Les forages vont donc bon train dans le pays. Total et Apache, partenaires dans le pays, ont annoncé quatre découvertes majeures en 2020 et 2021 dans une zone offshore au large des côtes surinamaises.

ExxonMobil et la compagnie pétrolière malaisienne Petronas ont également annoncé en décembre dernier le succès d'un puits de forage offshore dans un bloc adjacent au Guyana.

Plusieurs autres compagnies prévoient de forer au moins quinze puits d'exploration ou de production au cours des deux prochaines années, rapporte le New York Times.

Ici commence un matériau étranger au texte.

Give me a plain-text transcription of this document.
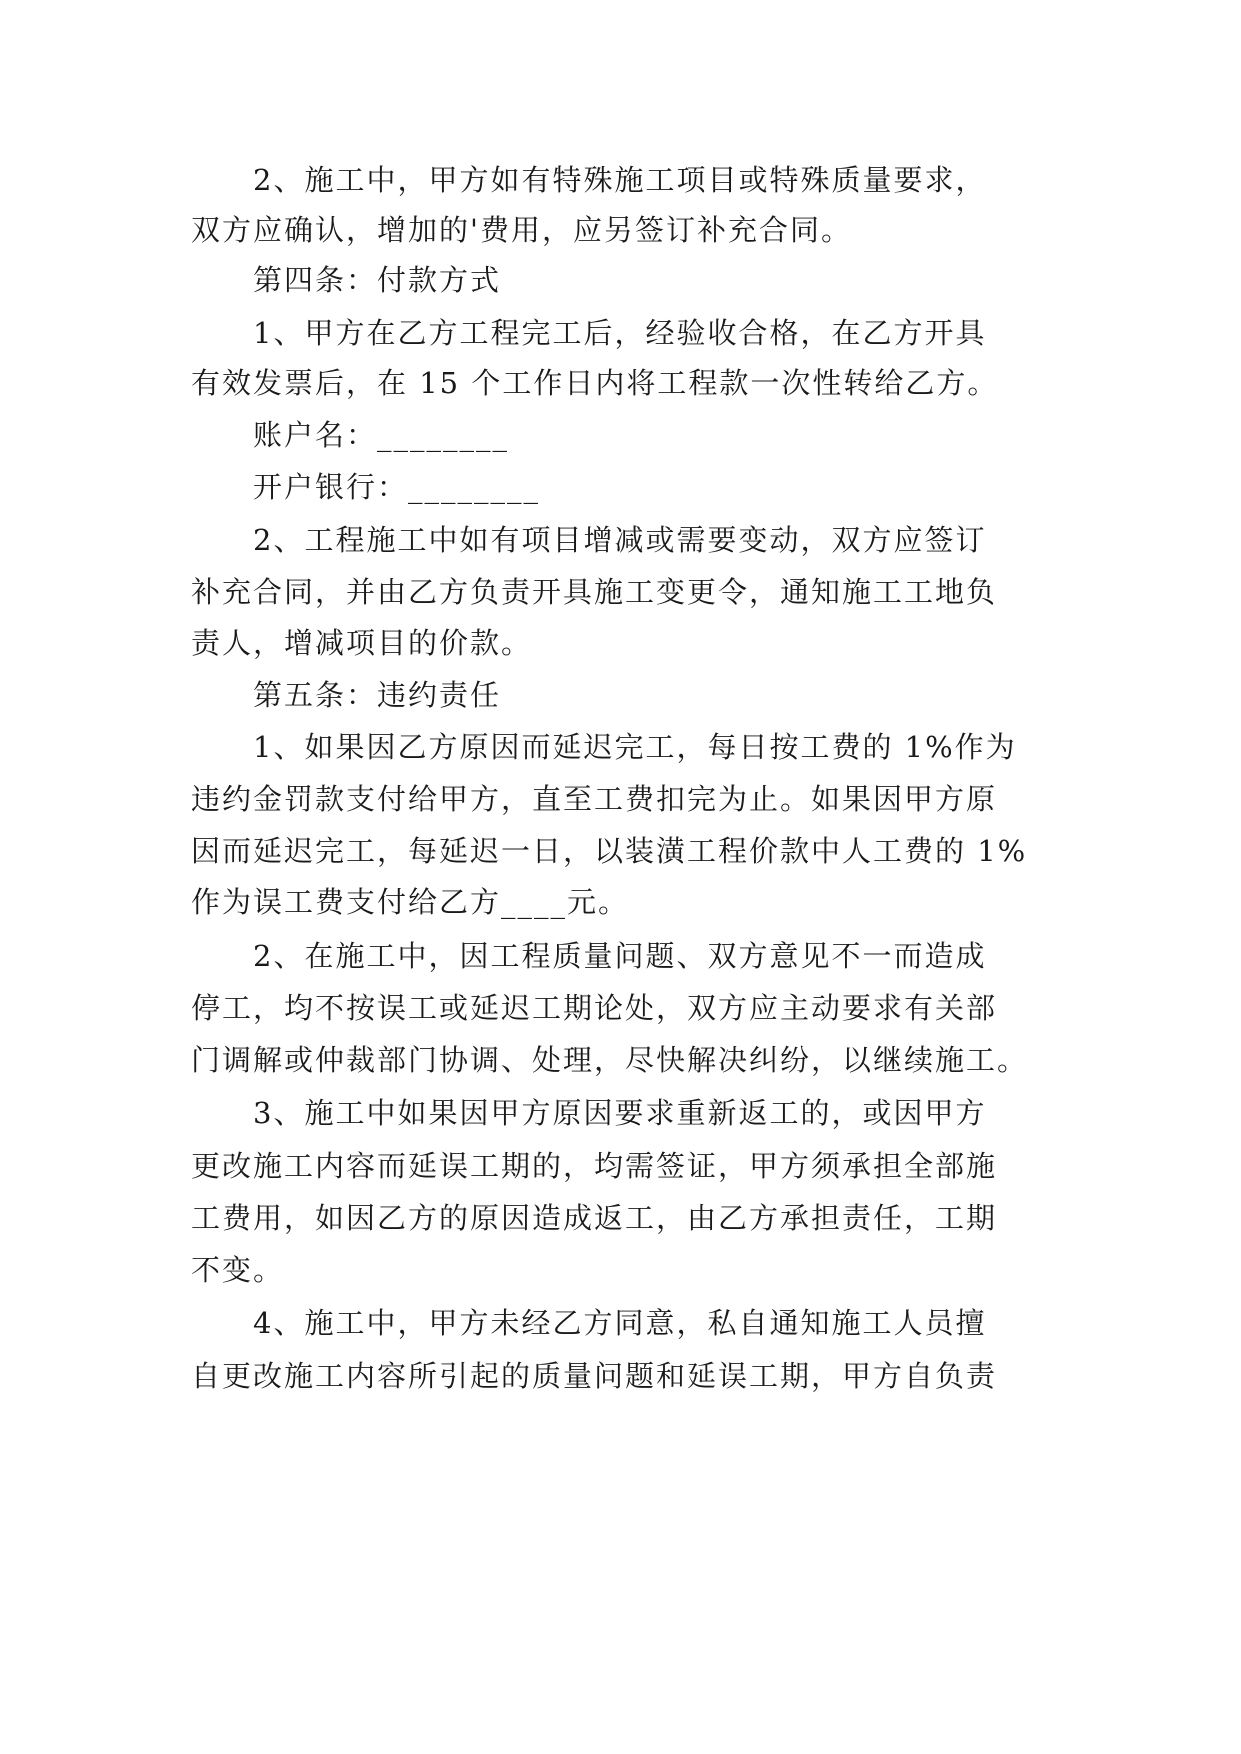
2、施工中，甲方如有特殊施工项目或特殊质量要求，
双方应确认，增加的'费用，应另签订补充合同。
第四条：付款方式
1、甲方在乙方工程完工后，经验收合格，在乙方开具
有效发票后，在 15 个工作日内将工程款一次性转给乙方。
账户名：________
开户银行：________
2、工程施工中如有项目增减或需要变动，双方应签订
补充合同，并由乙方负责开具施工变更令，通知施工工地负
责人，增减项目的价款。
第五条：违约责任
1、如果因乙方原因而延迟完工，每日按工费的 1%作为
违约金罚款支付给甲方，直至工费扣完为止。如果因甲方原
因而延迟完工，每延迟一日，以装潢工程价款中人工费的 1%
作为误工费支付给乙方____元。
2、在施工中，因工程质量问题、双方意见不一而造成
停工，均不按误工或延迟工期论处，双方应主动要求有关部
门调解或仲裁部门协调、处理，尽快解决纠纷，以继续施工。
3、施工中如果因甲方原因要求重新返工的，或因甲方
更改施工内容而延误工期的，均需签证，甲方须承担全部施
工费用，如因乙方的原因造成返工，由乙方承担责任，工期
不变。
4、施工中，甲方未经乙方同意，私自通知施工人员擅
自更改施工内容所引起的质量问题和延误工期，甲方自负责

Le Suriname risque cependant d'être l'arbre qui cache la forêt. Engagées à fond dans la transition énergétique vers le solaire et l'éolien, les compagnies pétrolières se détournent de plus en plus de l'exploration de nouveaux territoires. «Le Suriname est peut-être le dernier grand bassin pétrolier qui entrera en exploitation», prédit ainsi le quotidien new-yorkais.